Tekrar Tepebaşı’ndaki katotoparka doğru yürümeye koyuldum. Bir süre yürüdükten sonra kendimi yine o köhne bakkalın – yani esrarengiz bir şekilde ortadan kaybolan Starbucks’ın- önünde buldum. Artık hem beynim hem de bacaklarım pes etmişti. Daha fazla dayanamadım ve kendimi bakkalın önüne yığılırcasına bıraktım. İçine kısılıp kaldığım bu zamansız zaman dilimi damağımı iyice kurutmuştu. Tam çantamdaki su şişesini çıkarmak üzereyken önce, bakkalın yanan ışıkları ile birlikte etrafım birden aydınlandı ardından da bakkalın o köhne kapısının üstelik hiç gıcırdamadan yavaşça açıldığını hissettim. Sırtım bakkala dönüktü, hem bana doğru gitgide yaklaşan ayak seslerinin sahibini görebilmek, hem de her tarafı dökülen bu garip dükkanda neler olup bittiğini anlayabilmek için başımı geriye doğru çevirmem ile birlikte onunla gözgöze geldim. Bana bir süredir beklediği gecikmiş misafirini karşılayan bir ev sahibesi edasıyla nerelerde kaldın dercesine bakıyordu. Şaşkınlık içerisinde hiç bir şey söyleyemeden öylece kalakaldım.
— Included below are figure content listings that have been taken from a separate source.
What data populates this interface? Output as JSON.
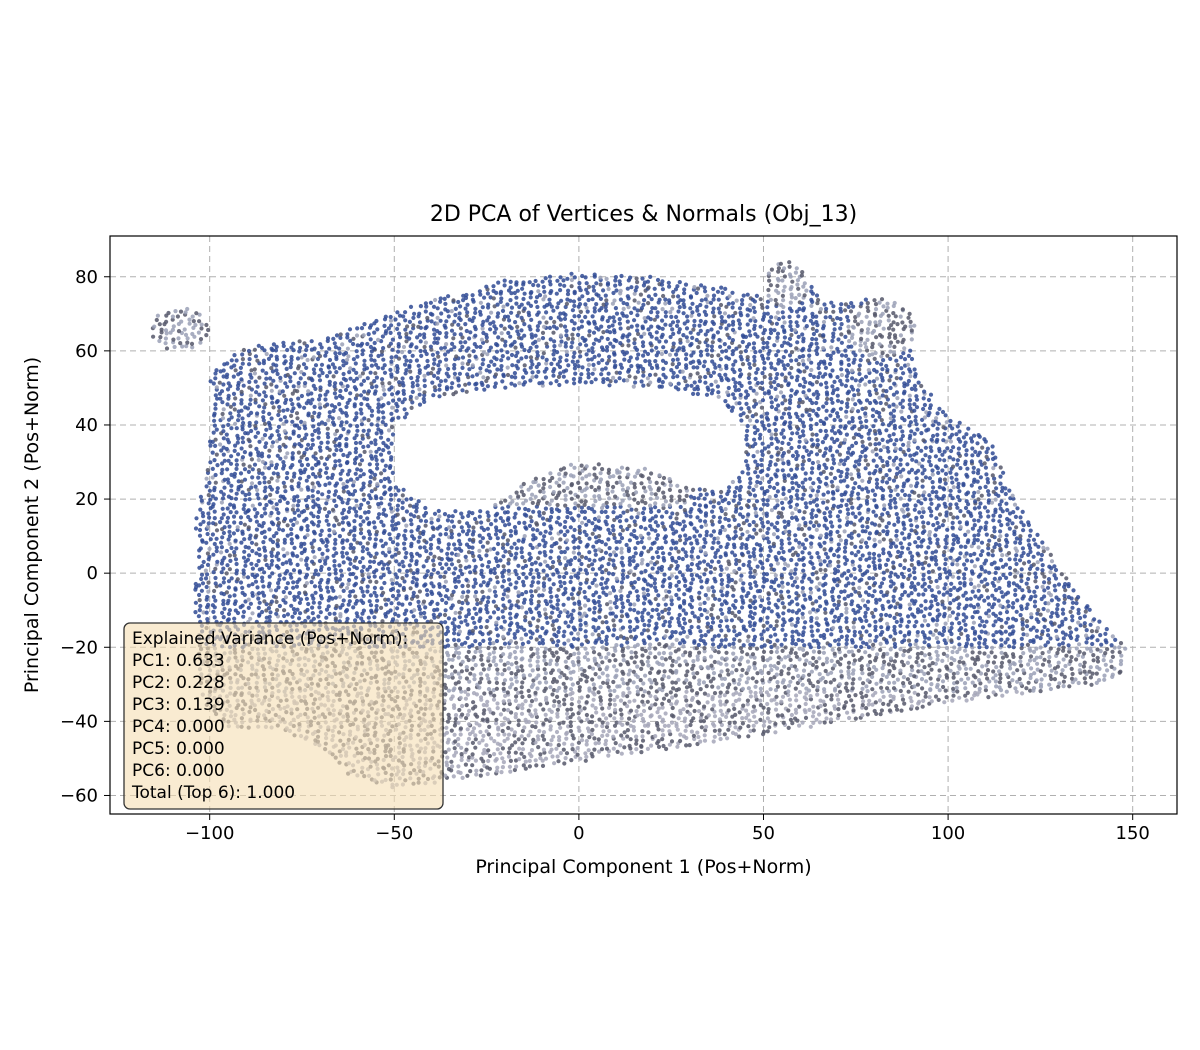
{
  "chart_data": {
    "type": "scatter",
    "title": "2D PCA of Vertices & Normals (Obj_13)",
    "xlabel": "Principal Component 1 (Pos+Norm)",
    "ylabel": "Principal Component 2 (Pos+Norm)",
    "xlim": [
      -127,
      162
    ],
    "ylim": [
      -65,
      91
    ],
    "xticks": [
      -100,
      -50,
      0,
      50,
      100,
      150
    ],
    "xtick_labels": [
      "−100",
      "−50",
      "0",
      "50",
      "100",
      "150"
    ],
    "yticks": [
      -60,
      -40,
      -20,
      0,
      20,
      40,
      60,
      80
    ],
    "ytick_labels": [
      "−60",
      "−40",
      "−20",
      "0",
      "20",
      "40",
      "60",
      "80"
    ],
    "grid": true,
    "colors": {
      "body": "#2f4a94",
      "light": "#9aa0b6",
      "dark": "#55576a",
      "base": "#a4a6b8"
    },
    "series": [
      {
        "description_of_shape": "iron",
        "outline": [
          [
            -100,
            55
          ],
          [
            -88,
            62
          ],
          [
            -70,
            63
          ],
          [
            -50,
            71
          ],
          [
            -20,
            79
          ],
          [
            0,
            81
          ],
          [
            20,
            80
          ],
          [
            40,
            77
          ],
          [
            52,
            74
          ],
          [
            56,
            84
          ],
          [
            62,
            79
          ],
          [
            68,
            73
          ],
          [
            78,
            74
          ],
          [
            88,
            68
          ],
          [
            92,
            52
          ],
          [
            101,
            42
          ],
          [
            112,
            35
          ],
          [
            118,
            20
          ],
          [
            130,
            2
          ],
          [
            140,
            -12
          ],
          [
            148,
            -20
          ],
          [
            148,
            -27
          ],
          [
            140,
            -30
          ],
          [
            100,
            -35
          ],
          [
            60,
            -42
          ],
          [
            20,
            -48
          ],
          [
            -20,
            -54
          ],
          [
            -50,
            -58
          ],
          [
            -62,
            -55
          ],
          [
            -68,
            -48
          ],
          [
            -82,
            -42
          ],
          [
            -95,
            -42
          ],
          [
            -102,
            -35
          ],
          [
            -104,
            -10
          ],
          [
            -104,
            15
          ],
          [
            -100,
            30
          ],
          [
            -100,
            55
          ]
        ],
        "hole": [
          [
            -50,
            40
          ],
          [
            -40,
            47
          ],
          [
            -20,
            50
          ],
          [
            0,
            51
          ],
          [
            20,
            50
          ],
          [
            38,
            47
          ],
          [
            45,
            40
          ],
          [
            45,
            28
          ],
          [
            38,
            23
          ],
          [
            30,
            23
          ],
          [
            20,
            28
          ],
          [
            0,
            30
          ],
          [
            -15,
            25
          ],
          [
            -25,
            17
          ],
          [
            -40,
            17
          ],
          [
            -50,
            25
          ],
          [
            -50,
            40
          ]
        ],
        "handle_nubs": [
          {
            "center": [
              -108,
              66
            ],
            "rx": 8,
            "ry": 6
          },
          {
            "center": [
              56,
              78
            ],
            "rx": 6,
            "ry": 6
          },
          {
            "center": [
              82,
              66
            ],
            "rx": 9,
            "ry": 8
          }
        ]
      }
    ],
    "annotation": {
      "lines": [
        "Explained Variance (Pos+Norm):",
        "PC1: 0.633",
        "PC2: 0.228",
        "PC3: 0.139",
        "PC4: 0.000",
        "PC5: 0.000",
        "PC6: 0.000",
        "Total (Top 6): 1.000"
      ],
      "background": "#f5deb3"
    }
  }
}
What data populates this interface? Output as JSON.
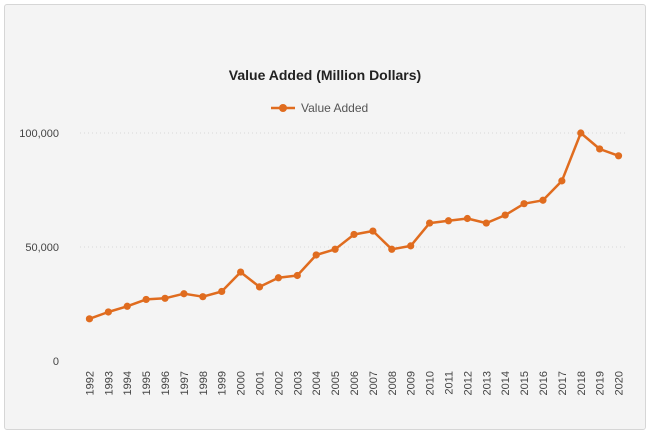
{
  "chart_data": {
    "type": "line",
    "title": "Value Added (Million Dollars)",
    "xlabel": "",
    "ylabel": "",
    "ylim": [
      0,
      100000
    ],
    "y_ticks": [
      0,
      50000,
      100000
    ],
    "y_tick_labels": [
      "0",
      "50,000",
      "100,000"
    ],
    "grid": true,
    "legend_position": "top-center",
    "colors": {
      "series": "#e06c1f"
    },
    "x": [
      1992,
      1993,
      1994,
      1995,
      1996,
      1997,
      1998,
      1999,
      2000,
      2001,
      2002,
      2003,
      2004,
      2005,
      2006,
      2007,
      2008,
      2009,
      2010,
      2011,
      2012,
      2013,
      2014,
      2015,
      2016,
      2017,
      2018,
      2019,
      2020
    ],
    "x_labels": [
      "1992",
      "1993",
      "1994",
      "1995",
      "1996",
      "1997",
      "1998",
      "1999",
      "2000",
      "2001",
      "2002",
      "2003",
      "2004",
      "2005",
      "2006",
      "2007",
      "2008",
      "2009",
      "2010",
      "2011",
      "2012",
      "2013",
      "2014",
      "2015",
      "2016",
      "2017",
      "2018",
      "2019",
      "2020"
    ],
    "series": [
      {
        "name": "Value Added",
        "values": [
          18500,
          21500,
          24000,
          27000,
          27500,
          29500,
          28200,
          30500,
          39000,
          32500,
          36500,
          37500,
          46500,
          49000,
          55500,
          57000,
          49000,
          50500,
          60500,
          61500,
          62500,
          60500,
          64000,
          69000,
          70500,
          79000,
          100000,
          93000,
          90000
        ]
      }
    ]
  }
}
- İçeri gelmek ister misin? Çok kötü görünüyorsun.
Çok kötü görünmekten çoook ötedeydim artık, tamamen tükenmiş, bitmiştim. Yüksek sesle bağırmaya başladım.
- Tüm bunlar ne demek oluyor bana anlatır mısın? Beynimin tahammül gücünü mü sınıyorsun?
- Herşeyin muhakkak ki bir nedeni vardır. Onu bulmak ise sana kalmış.
- Peki kimsin sen?
- Sence kim olabilirim? Hayat destesindeki jokerlerden biri diyebilir miyiz? Ne dersin?
- İlk önce gerçekte var olmayan bir Starbuks’ta karşıma garson olarak çıkıp, kısa bir süre sonra ise köhne bir bakkal sahibine dönüşebildiğine göre neden olmayasın değil mi? Mantığımın sınırları dahilinde düşünebiliyor olsaydım kesinlikle evet derdim sana. Ama bu gece yaşadıklarımın hiç biri maalesef mantığımın sınırları dahilinde cereyan etmiyor. Bu yüzden de sana herhangi bir cevap veremiyorum. Peki neden ben? En azından bana bunu söyleyebilirsin sanırım.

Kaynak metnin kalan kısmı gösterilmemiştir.